Özellikle vergi indirimi konusunda görüş ayrılıkları yaşayan adaylar içindeki en favori figür olan eski Maliye Bakanı Rishi Sunak’a “solcu” diyenler bile çıktı. Hem vergi indirimini hem de Çin ile ilişkilerin geliştirilmesini savunduğu için belki de. Sunak özellikle Çin ile ilişkileri geliştirme konusundaki vaadini yerine getirmede kararlı görünüyor. Başbakan olduğunda bu konuda ABD’nin hoşuna gitmeyecek biri olacağı kesin gibi.

Ortak noktaları: Thatcher

Ancak her ne kadar anlaşamasalar da adayların ortak noktası eski Başbakan Margaret Thatcher hayranı olmaları. Öldüğünde, uyguladığı ekonomi politikalarıyla yaşamlarını alt üst ettiği yoksulların şenlikler düzenlediği Demir Lady lakaplı Thatcher sermaye sınıfının lehine ülkede emekçi düşmanlığı yapmaktan çekinmemişti. Ayrıca eski ABD Başkanı Ronald Reagan, eski Papa II. Jean Paul ile birlikte Sovyetlerin çöküşünü hızlandıranlardandır.

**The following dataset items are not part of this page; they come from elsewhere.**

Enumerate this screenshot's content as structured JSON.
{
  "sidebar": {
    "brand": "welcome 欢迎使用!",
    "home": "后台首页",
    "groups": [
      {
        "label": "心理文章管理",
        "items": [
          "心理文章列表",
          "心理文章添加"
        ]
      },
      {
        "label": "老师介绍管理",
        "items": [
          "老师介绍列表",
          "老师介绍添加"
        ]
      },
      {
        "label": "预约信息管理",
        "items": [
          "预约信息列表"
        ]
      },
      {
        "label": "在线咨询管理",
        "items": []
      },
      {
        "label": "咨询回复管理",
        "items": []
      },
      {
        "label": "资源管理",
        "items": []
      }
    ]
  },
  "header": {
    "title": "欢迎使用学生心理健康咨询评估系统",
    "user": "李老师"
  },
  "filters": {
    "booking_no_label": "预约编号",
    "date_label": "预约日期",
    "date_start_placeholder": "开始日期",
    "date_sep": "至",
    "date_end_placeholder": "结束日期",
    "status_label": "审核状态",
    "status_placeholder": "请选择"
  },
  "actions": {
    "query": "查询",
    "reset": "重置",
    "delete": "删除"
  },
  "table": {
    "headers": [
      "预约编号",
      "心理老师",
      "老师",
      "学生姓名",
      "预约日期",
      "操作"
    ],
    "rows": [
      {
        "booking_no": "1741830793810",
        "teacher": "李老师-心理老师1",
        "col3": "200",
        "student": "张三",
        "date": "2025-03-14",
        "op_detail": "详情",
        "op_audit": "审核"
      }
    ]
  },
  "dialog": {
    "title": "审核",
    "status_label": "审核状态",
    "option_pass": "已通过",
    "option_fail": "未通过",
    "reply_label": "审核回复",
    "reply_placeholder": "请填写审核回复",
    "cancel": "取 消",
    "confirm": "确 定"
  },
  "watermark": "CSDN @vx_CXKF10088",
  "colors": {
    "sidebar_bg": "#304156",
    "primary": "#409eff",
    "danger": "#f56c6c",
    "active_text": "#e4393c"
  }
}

İşçi Partisi’nin Irak işgalcisi Başbakanı Tony Blair bile liderliğinin ilk yıllarında Thatcher’e olan hayranlığını sık sık dile getirirdi. Dolayısıyla vergileri indireceğini söyleyen Sunak’ın uygulamayı planladığı bu vaadini “sağduyulu Thatcherizm” olarak tanımlaması doğal.

Adaylar arasında Thatcher’i kendine örnek almada Dışişleri Bakanı Liz Truss bir adım önde. Geçen Kasım ayında Estonya'da bir tankın içinde poz verişi Thatcher'ı taklit etmek olarak değerlendirilmişti. Truss her ne kadar bunu reddetse de kimi fotoğraflarının Thatcher'ın 1970’le 1980'lerdeki fotoğraflarıyla örtüştüğü ileri sürülüyor Hatta kimi dil uzmanları, Truss'un, Thatcher'ın siyasete girdikten sonra yaptığı gibi, daha derin bir ses tonuyla konuştuğunu vurguluyor.

Bir diğer aday Ticaret Bakanı Penny Mordaunt da Thatcher hayranı gibi görünüyor. Mordaunt, 2005 yıında seçimleri kazanamayınca Thatcher’in kendisine mektup yazarak nasıl cesaret verdiğini anlatıyor sık sık. Adaylardan Suella Braverman da Thatcher ile Churchill'i (ikinciyi anan tek aday bu arada) ilham kaynakları olarak görüyor. Öyle ki Avam Kamarası'nda yaptığı bir konuşmada İşçi Partili bir milletvekili hakkında konuşurken “benim kahramanlarım Churchill ile Thatcher, onunkiler Lenin ile Corbyn” demişliği var.

İyi bir örnek değil

Adaylar nasıl farkında olamazlar bilemem ama Thatcher artık iyi bir ilham kaynağı olarak görülmüyor. Tanınmış İngiliz gazeteci Aris Roussinos, savaş sonrası dönemin Başbakanı Harold Macmillan'a atıfta bulunarak, "İngiltere'nin Thatcher'a değil, Macmillan'a ihtiyacı var" diye yazdı örneğin. (bknz: https://straight2point.info/britain-needs-macmillan-not-thatcher/) Sheffield Üniversitesi'nde politik ekonomi profesörü olan Michael Jacobs da, günümüz İngiliz ekonomisinin artık farklılaştığını ileri sürerek “Thatcher düşüncesiyle” devam etmenin yararsız olduğunu yazmıştı.

Dış politikada ABD’nin yanı başında hayli becerikli ancak uğursuz bir “oyun kurucu” figür olmasına rağmen toplumun büyük kesiminin tepkisini toplamış olan Thatcher’ı neden örnek alırlar adaylar anlamak zor?

Bu yeni politikalar üretemediklerinin de bir kanıtı aslında. Bu nedenle Thatcher’i anımsatıp “ideolojik nostalji”ye takılmış durumdalar.

Geçmişi hayal ederek yaşayanlar sadece bizimkiler değil yani.